CS 1510 Midterm 1

Fall 1997

Note that the only difference in the first two problems is the definition of total penalty.

1.

The input to this problem consists of an ordered list of n words. The length of the ith word is w_i, that is the ith word takes up w_i spaces. (For simplicity assume that there are no spaces between words.) The goal is to break this ordered list of words into lines, this is called a layout. Note that you can not reorder the words. The length of a line is the sum of the lengths of the words on that line. The ideal line length is L. No line may be longer than L, although it may be shorter. The penalty for having a line of length K is L-K. The total penalty is the sum of the line penalties. The problem is to find a layout that minimizes the total penalty.

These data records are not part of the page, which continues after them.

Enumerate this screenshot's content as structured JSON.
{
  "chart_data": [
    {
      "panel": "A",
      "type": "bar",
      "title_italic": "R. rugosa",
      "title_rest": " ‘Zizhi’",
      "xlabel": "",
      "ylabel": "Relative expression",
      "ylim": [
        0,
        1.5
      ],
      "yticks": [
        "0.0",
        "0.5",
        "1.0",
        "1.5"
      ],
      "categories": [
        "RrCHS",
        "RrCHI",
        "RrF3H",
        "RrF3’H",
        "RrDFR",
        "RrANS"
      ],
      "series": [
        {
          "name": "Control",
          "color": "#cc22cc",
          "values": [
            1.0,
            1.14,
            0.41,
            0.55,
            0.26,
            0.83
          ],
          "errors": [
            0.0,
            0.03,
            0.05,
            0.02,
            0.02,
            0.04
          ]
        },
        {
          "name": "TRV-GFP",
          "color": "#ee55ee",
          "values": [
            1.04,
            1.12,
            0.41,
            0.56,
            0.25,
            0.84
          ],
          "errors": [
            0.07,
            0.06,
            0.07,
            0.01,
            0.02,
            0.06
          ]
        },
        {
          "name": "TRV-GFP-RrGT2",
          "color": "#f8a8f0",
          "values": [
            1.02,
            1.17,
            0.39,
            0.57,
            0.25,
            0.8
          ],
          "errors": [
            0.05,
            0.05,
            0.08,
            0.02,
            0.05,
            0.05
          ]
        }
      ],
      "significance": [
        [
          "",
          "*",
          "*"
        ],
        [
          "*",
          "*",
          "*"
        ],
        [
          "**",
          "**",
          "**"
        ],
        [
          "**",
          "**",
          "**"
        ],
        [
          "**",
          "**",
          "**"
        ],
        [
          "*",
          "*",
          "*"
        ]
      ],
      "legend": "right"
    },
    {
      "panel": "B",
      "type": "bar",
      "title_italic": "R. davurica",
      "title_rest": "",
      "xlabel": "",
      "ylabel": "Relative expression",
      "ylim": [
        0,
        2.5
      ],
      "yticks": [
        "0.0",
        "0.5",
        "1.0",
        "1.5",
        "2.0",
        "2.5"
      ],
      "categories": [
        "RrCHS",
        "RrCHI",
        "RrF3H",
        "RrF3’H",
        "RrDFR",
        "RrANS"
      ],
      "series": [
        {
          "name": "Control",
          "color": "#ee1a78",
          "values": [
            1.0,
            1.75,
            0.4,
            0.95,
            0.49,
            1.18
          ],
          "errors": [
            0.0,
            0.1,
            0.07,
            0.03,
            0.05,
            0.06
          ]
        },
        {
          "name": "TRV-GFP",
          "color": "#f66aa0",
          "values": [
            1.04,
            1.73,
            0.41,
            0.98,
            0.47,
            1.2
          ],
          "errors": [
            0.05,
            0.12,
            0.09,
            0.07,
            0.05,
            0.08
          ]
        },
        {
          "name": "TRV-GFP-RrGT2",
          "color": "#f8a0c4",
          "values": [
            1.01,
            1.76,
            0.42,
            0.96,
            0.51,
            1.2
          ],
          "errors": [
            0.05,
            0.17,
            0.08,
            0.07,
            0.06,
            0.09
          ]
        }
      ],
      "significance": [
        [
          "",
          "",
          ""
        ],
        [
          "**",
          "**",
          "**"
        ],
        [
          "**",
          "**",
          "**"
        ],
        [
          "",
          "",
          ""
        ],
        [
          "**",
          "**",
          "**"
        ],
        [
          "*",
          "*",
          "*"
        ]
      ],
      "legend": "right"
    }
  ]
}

Prove of disprove that the following greedy algorithm correctly solves this problem.

For i= 1 to n
     Place the ith word on the current line if it fits
       else place the ith word on a new line

2.

The input to this problem consists of an ordered list of n words. The length of the ith word is w_i, that is the ith word takes up w_i spaces. (For simplicity assume that there are no spaces between words.) The goal is to break this ordered list of words into lines, this is called a layout. Note that you can not reorder the words. The length of a line is the sum of the lengths of the words on that line. The ideal line length is L. No line may be longer than L, although it may be shorter. The penalty for having a line of length K is L-K. The total penalty is the maximum of the line penalties. The problem is to find a layout that minimizes the total penalty.

Prove of disprove that the following greedy algorithm correctly solves this problem.

For i= 1 to n
     Place the ith word on the current line if it fits
       else place the ith word on a new line

3.

Consider the Chained Matrix Multiplication Problem from the text. The input to this problem is a sequence of n matrices $A_1, \ldots, A_n$. The output is parenthesization of the product $A_1 \cdots A_n$ that results in the fewest number of scalar multiplications. We assume that the naive matrix multiplication algorithm is used to multiply pairs of matrices. This naive algorithm uses abc scalar multiplications to multiply an a by b matrix by an b by c matrix. Let MIN(i, j), $1 \le i \le j \le n$ be the minimum number of scalar multiplications required to compute the product $A_i A_{i+1} \cdots A_j$.

(a)

Explain how the feasible solutions to an instance of this problem can be viewed as trees.

(b)

Give a recurrence relation for MIN(i,j).

(c)

Use this relation to compute the remaining entry in the following table when where A₁ is a 13 by 5 matrix, A₂ is a 5 by 89 matrix, A₃ is a 89 by 3 matrix, and A₄ is a 3 by 34 matrix. Show your calculations.

	j=1	j=2	j=3	j=4
i=1	0	5785	1530
i=2	UNDEFINED	0	1535	1845
i=3	UNDEFINED	UNDEFINED	0	9078
i=4	UNDEFINED	UNDEFINED	UNDEFINED	0

(d)

In the above example, which matrix multiplication should be performed last in order to minimize the number of scalar multiplications? Justify your answer.

4.

The input to this problem consists of:

• Gems $G_1, \ldots, G_n$,

• with an integer value v_i in dollars for each G_i, and

• with a type, ruby or diamond, for each gem.

The problem is to determine if it is possible to partition of the gems into two collections P and Q such that

• the number of rubies in P is greater than the number of rubies in Q,

• the number of diamonds in P is less than the number of diamonds in Q.

• The expression
  
  $$\mid \sum_{G_i \in P} v_i - \sum_{G_i \in Q} v_i \mid$$
  
  
  is maximized.

Note that a partition means that every gem must be in exactly one of P or Q. Given an algorithm for this problem that runs in time polynomial in n+L, where $L = \sum_{i=1}^n v_i$.

5.

The input to this problem is a pair of strings $A=a_1 \ldots a_m$ and $B=b_1 \ldots b_n$. The goal is to convert A into B as cheaply as possible. The edit rules are as follows. For a cost of 4 you can delete any letter. For a cost of 5 you can insert a letter in any position. For a cost of 6 you can replace any letter by any other letter. For a cost of 66 you can delete any suffix of A. So the output should be a sequence of edits that convertes A to B as cheaply as possible. Give a polynomial time algorithm for this problem.

For example, you can convert A=abcabc to B=aba via the following sequence: abcabc at a cost of 66 can be converted to abc, which at cost of 6 can be converted to abc. Thus the total cost for this conversion would be 72. This conversion is not optimal.